The scope of CKD anemia
Of the approximately 30 million patients with CKD in the U.S., nearly 5 million have anemia. Anemia is common in individuals with CKD – and is often undertreated. This gap in anemia diagnosis and management may represent a missed opportunity for reducing the long-term risks anemia poses. At AAKP, we commonly hear the substantial impacts untreated anemia has on CKD patients which can severly impact quality of life.

 

Exploring what patients know, and need, regarding anemia
Despite the potential impacts of CKD anemia, we find that patients do not always realize the full extent to which anemia can or already does affect their health. To further explore this issue, AstraZeneca sponsored a survey of 500 patients in the U.S. with self-reported CKD to understand their knowledge and attitudes around anemia. Results of the survey show that while these patients were aware of the more common symptoms of CKD anemia, most were unaware of potentially more serious consequences or just how much this condition can impact their daily life.

 

Additionally, the survey found that most patients do not know their hemoglobin levels, a key indicator of anemia. This finding is consistent with what we at AAKP experience when supporting our patient members. However, as this survey supports, we also find that patients want more information and support when it comes to anemia (survey results show that of the patients surveyed who self-reported that they had CKD anemia, 45% want more information and support).

 

The results of this survey emphasize the importance of open doctor-patient discussions and education about anemia throughout the patient’s CKD journey.
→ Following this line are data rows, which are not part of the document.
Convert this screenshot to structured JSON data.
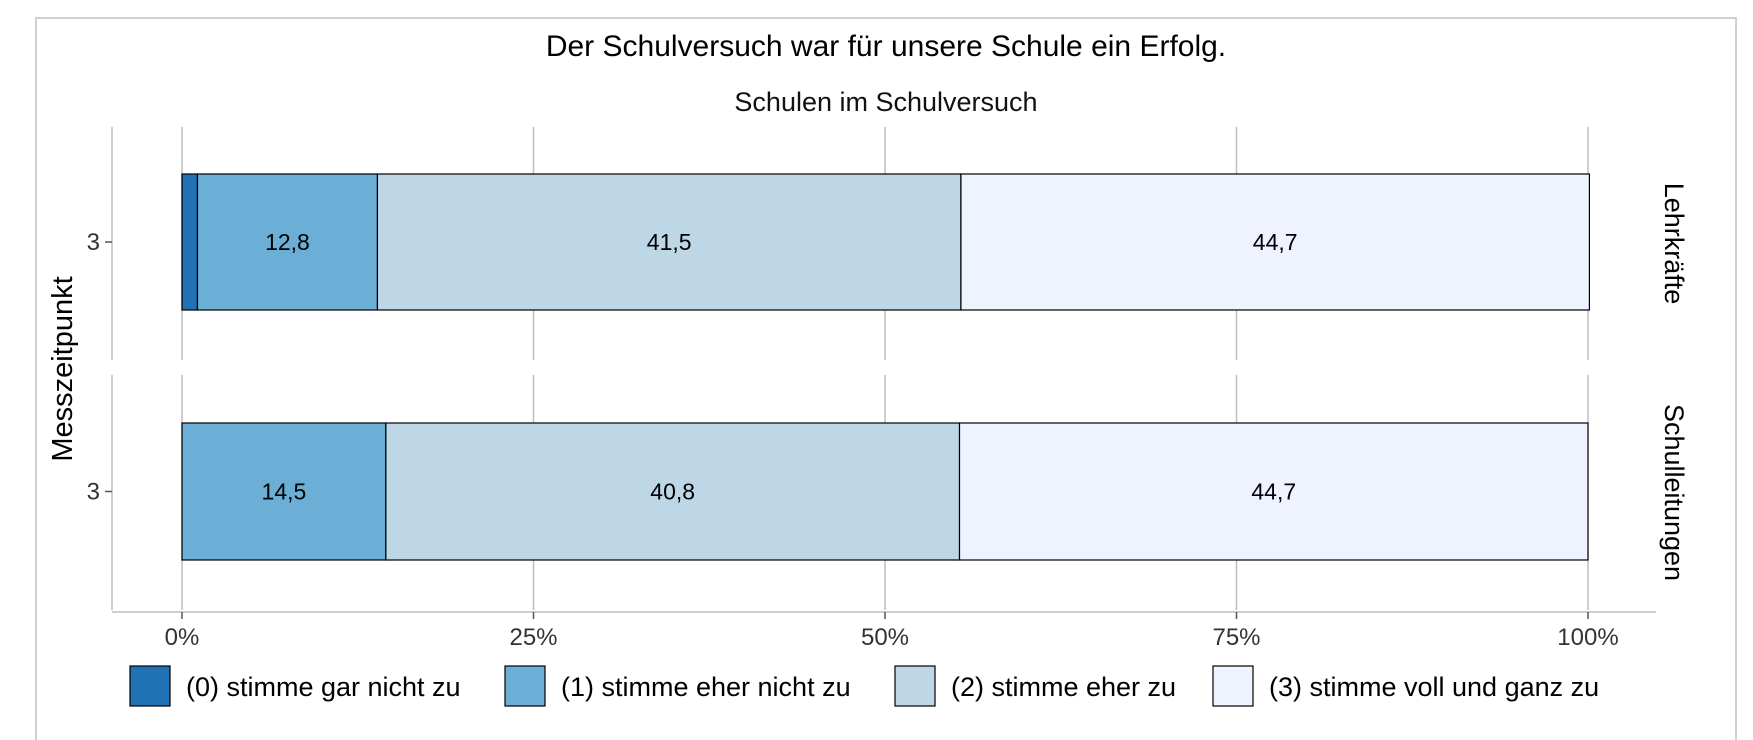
{
  "chart_data": {
    "type": "bar",
    "orientation": "horizontal",
    "stacked": "percent",
    "title": "Der Schulversuch war für unsere Schule ein Erfolg.",
    "subtitle": "Schulen im Schulversuch",
    "ylabel": "Messzeitpunkt",
    "xlim": [
      0,
      100
    ],
    "x_ticks": [
      "0%",
      "25%",
      "50%",
      "75%",
      "100%"
    ],
    "x_tick_values": [
      0,
      25,
      50,
      75,
      100
    ],
    "grid": true,
    "legend_position": "bottom",
    "legend": [
      {
        "name": "(0) stimme gar nicht zu",
        "color": "#2171b5"
      },
      {
        "name": "(1) stimme eher nicht zu",
        "color": "#6baed6"
      },
      {
        "name": "(2) stimme eher zu",
        "color": "#bdd7e7"
      },
      {
        "name": "(3) stimme voll und ganz zu",
        "color": "#eff3ff"
      }
    ],
    "facets": [
      {
        "name": "Lehrkräfte",
        "category": "3",
        "values": [
          1.1,
          12.8,
          41.5,
          44.7
        ],
        "labels": [
          "",
          "12,8",
          "41,5",
          "44,7"
        ]
      },
      {
        "name": "Schulleitungen",
        "category": "3",
        "values": [
          0,
          14.5,
          40.8,
          44.7
        ],
        "labels": [
          "",
          "14,5",
          "40,8",
          "44,7"
        ]
      }
    ]
  }
}
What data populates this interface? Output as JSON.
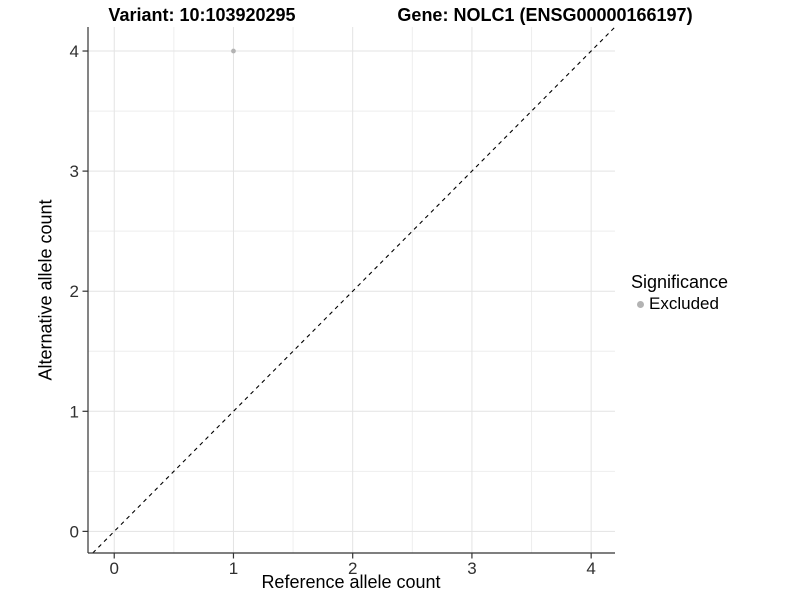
{
  "chart_data": {
    "type": "scatter",
    "title_left": "Variant: 10:103920295",
    "title_right": "Gene: NOLC1 (ENSG00000166197)",
    "xlabel": "Reference allele count",
    "ylabel": "Alternative allele count",
    "xlim": [
      -0.22,
      4.2
    ],
    "ylim": [
      -0.18,
      4.2
    ],
    "xticks": [
      0,
      1,
      2,
      3,
      4
    ],
    "yticks": [
      0,
      1,
      2,
      3,
      4
    ],
    "minor_step": 0.5,
    "grid": "major+minor",
    "legend_title": "Significance",
    "legend_position": "right",
    "series": [
      {
        "name": "Excluded",
        "color": "#b3b3b3",
        "points": [
          {
            "x": 1,
            "y": 4
          }
        ]
      }
    ],
    "reference_line": {
      "type": "identity",
      "slope": 1,
      "intercept": 0,
      "style": "dashed",
      "color": "#000000"
    }
  },
  "colors": {
    "background": "#ffffff",
    "grid_major": "#e3e3e3",
    "grid_minor": "#eeeeee",
    "axis_line": "#333333",
    "tick_text": "#303030",
    "point": "#b3b3b3"
  }
}
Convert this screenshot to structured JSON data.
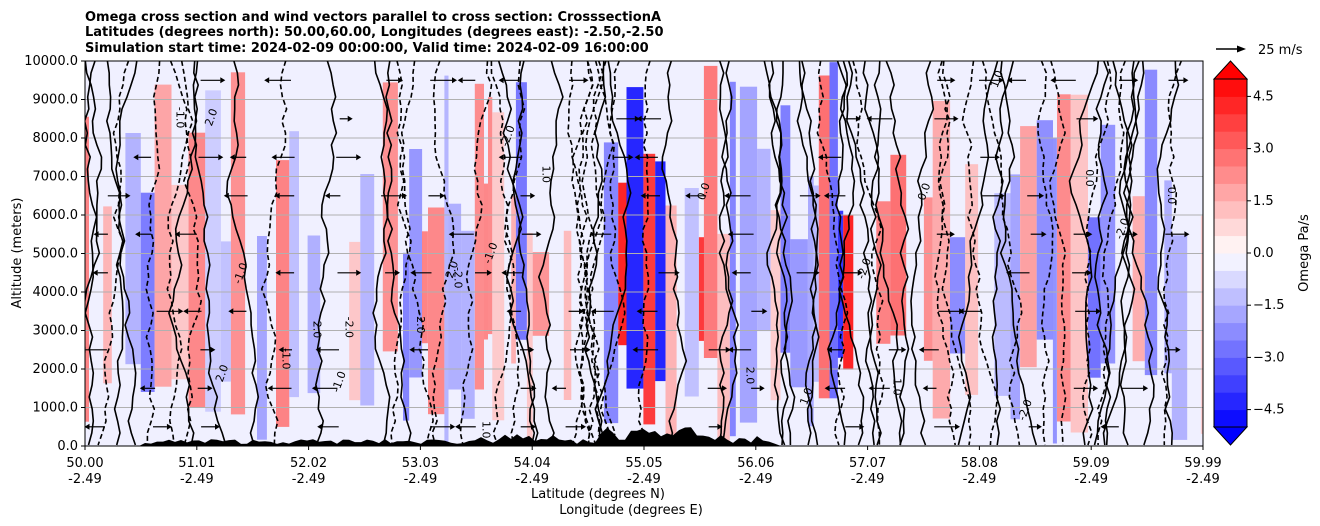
{
  "chart_data": {
    "type": "heatmap",
    "title_lines": [
      "Omega cross section and wind vectors parallel to cross section: CrosssectionA",
      "Latitudes (degrees north): 50.00,60.00, Longitudes (degrees east): -2.50,-2.50",
      "Simulation start time: 2024-02-09 00:00:00, Valid time: 2024-02-09 16:00:00"
    ],
    "ylabel": "Altitude (meters)",
    "xlabel_lat": "Latitude (degrees N)",
    "xlabel_lon": "Longitude (degrees E)",
    "y_ticks": [
      {
        "value": 0,
        "label": "0.0"
      },
      {
        "value": 1000,
        "label": "1000.0"
      },
      {
        "value": 2000,
        "label": "2000.0"
      },
      {
        "value": 3000,
        "label": "3000.0"
      },
      {
        "value": 4000,
        "label": "4000.0"
      },
      {
        "value": 5000,
        "label": "5000.0"
      },
      {
        "value": 6000,
        "label": "6000.0"
      },
      {
        "value": 7000,
        "label": "7000.0"
      },
      {
        "value": 8000,
        "label": "8000.0"
      },
      {
        "value": 9000,
        "label": "9000.0"
      },
      {
        "value": 10000,
        "label": "10000.0"
      }
    ],
    "ylim": [
      0,
      10000
    ],
    "x_ticks": [
      {
        "lat": "50.00",
        "lon": "-2.49"
      },
      {
        "lat": "51.01",
        "lon": "-2.49"
      },
      {
        "lat": "52.02",
        "lon": "-2.49"
      },
      {
        "lat": "53.03",
        "lon": "-2.49"
      },
      {
        "lat": "54.04",
        "lon": "-2.49"
      },
      {
        "lat": "55.05",
        "lon": "-2.49"
      },
      {
        "lat": "56.06",
        "lon": "-2.49"
      },
      {
        "lat": "57.07",
        "lon": "-2.49"
      },
      {
        "lat": "58.08",
        "lon": "-2.49"
      },
      {
        "lat": "59.09",
        "lon": "-2.49"
      },
      {
        "lat": "59.99",
        "lon": "-2.49"
      }
    ],
    "xlim": [
      50.0,
      59.99
    ],
    "colorbar": {
      "label": "Omega Pa/s",
      "range": [
        -5.0,
        5.0
      ],
      "ticks": [
        {
          "value": 4.5,
          "label": "4.5"
        },
        {
          "value": 3.0,
          "label": "3.0"
        },
        {
          "value": 1.5,
          "label": "1.5"
        },
        {
          "value": 0.0,
          "label": "0.0"
        },
        {
          "value": -1.5,
          "label": "−1.5"
        },
        {
          "value": -3.0,
          "label": "−3.0"
        },
        {
          "value": -4.5,
          "label": "−4.5"
        }
      ],
      "colormap": "bwr",
      "extend": "both"
    },
    "quiver_key": {
      "label": "25 m/s"
    },
    "contour_labels": [
      "0.0",
      "-1.0",
      "1.0",
      "-2.0",
      "2.0"
    ],
    "grid": "horizontal"
  }
}
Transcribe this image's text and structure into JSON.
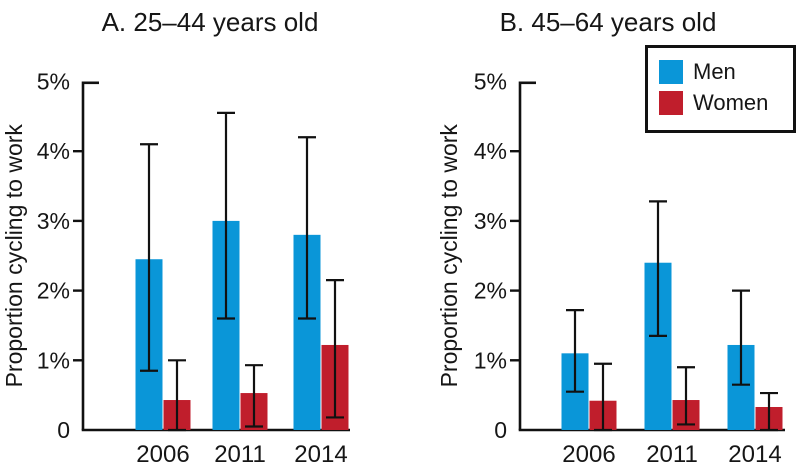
{
  "figure": {
    "background": "#ffffff",
    "ink_color": "#161616",
    "axis_color": "#111111"
  },
  "legend": {
    "position": "top-right",
    "items": [
      {
        "label": "Men",
        "color": "#0A96D8"
      },
      {
        "label": "Women",
        "color": "#C01E2C"
      }
    ]
  },
  "chart_data": [
    {
      "type": "bar",
      "title": "A. 25–44 years old",
      "ylabel": "Proportion cycling to work",
      "xlabel": "",
      "categories": [
        "2006",
        "2011",
        "2014"
      ],
      "ylim": [
        0,
        5
      ],
      "yticks": [
        0,
        1,
        2,
        3,
        4,
        5
      ],
      "ytick_labels": [
        "0",
        "1%",
        "2%",
        "3%",
        "4%",
        "5%"
      ],
      "grid": false,
      "error_bars": true,
      "legend_position": "top-right",
      "series": [
        {
          "name": "Men",
          "color": "#0A96D8",
          "values": [
            2.45,
            3.0,
            2.8
          ],
          "ci_low": [
            0.85,
            1.6,
            1.6
          ],
          "ci_high": [
            4.1,
            4.55,
            4.2
          ]
        },
        {
          "name": "Women",
          "color": "#C01E2C",
          "values": [
            0.43,
            0.53,
            1.22
          ],
          "ci_low": [
            0.0,
            0.05,
            0.18
          ],
          "ci_high": [
            1.0,
            0.93,
            2.15
          ]
        }
      ]
    },
    {
      "type": "bar",
      "title": "B. 45–64 years old",
      "ylabel": "Proportion cycling to work",
      "xlabel": "",
      "categories": [
        "2006",
        "2011",
        "2014"
      ],
      "ylim": [
        0,
        5
      ],
      "yticks": [
        0,
        1,
        2,
        3,
        4,
        5
      ],
      "ytick_labels": [
        "0",
        "1%",
        "2%",
        "3%",
        "4%",
        "5%"
      ],
      "grid": false,
      "error_bars": true,
      "series": [
        {
          "name": "Men",
          "color": "#0A96D8",
          "values": [
            1.1,
            2.4,
            1.22
          ],
          "ci_low": [
            0.55,
            1.35,
            0.65
          ],
          "ci_high": [
            1.72,
            3.28,
            2.0
          ]
        },
        {
          "name": "Women",
          "color": "#C01E2C",
          "values": [
            0.42,
            0.43,
            0.33
          ],
          "ci_low": [
            0.0,
            0.08,
            0.0
          ],
          "ci_high": [
            0.95,
            0.9,
            0.53
          ]
        }
      ]
    }
  ]
}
As doctors and patients work together to preserve as much kidney function as possible, while managing the complexities of coexisting conditions such as CVD and diabetes, anemia may compete for their attention. But that’s precisely when open discussion can empower us all to address the day-to-day effects of anemia, with an educated eye toward limiting the potential long-term harm it can inflict on patients’ health and quality of life.  For more information on AAKP’s programs, educational materials, or to receive a copy of AAKP’s Understanding Anemia of Chronic Kidney Disease please visit www.aakp.org or contact us at (800) 749-2257.

About The American Association of Kidney Patients
The American Association of Kidney Patients is the oldest and largest independent kidney patient organization in the U.S. Celebrating its 50th Anniversary in 2019, AAKP has been dedicated to improving the quality of life and long-term outcomes for kidney patients through education, advocacy, and by defining patient engagement. They fight for early disease detection; increased kidney transplantation and pre-emptive transplantation; full patient care choice including either at-home or in-center dialysis; protection of the patient/physician relationship; and the elimination of barriers to innovation and patient access to all available treatment options. To execute AAKP’s national strategy, the Association has developed the Center for Patient Engagement and Advocacy and the Center for Patient Research and Education which houses all of AAKP’s educational programs, research initiatives, and advocacy efforts. For more information on the AAKP please visit www.aakp.org.

The survey was commissioned by AstraZeneca and developed by Portland Research and Insights. The American Association of Kidney Patients was not associated with the creation of the survey.

The survey was conducted online among 500 U.S. patients who self-reported that they had been diagnosed with CKD (of any stage). Of these 500 patients, 294 (59%) self-reported that they had been diagnosed with CKD anemia.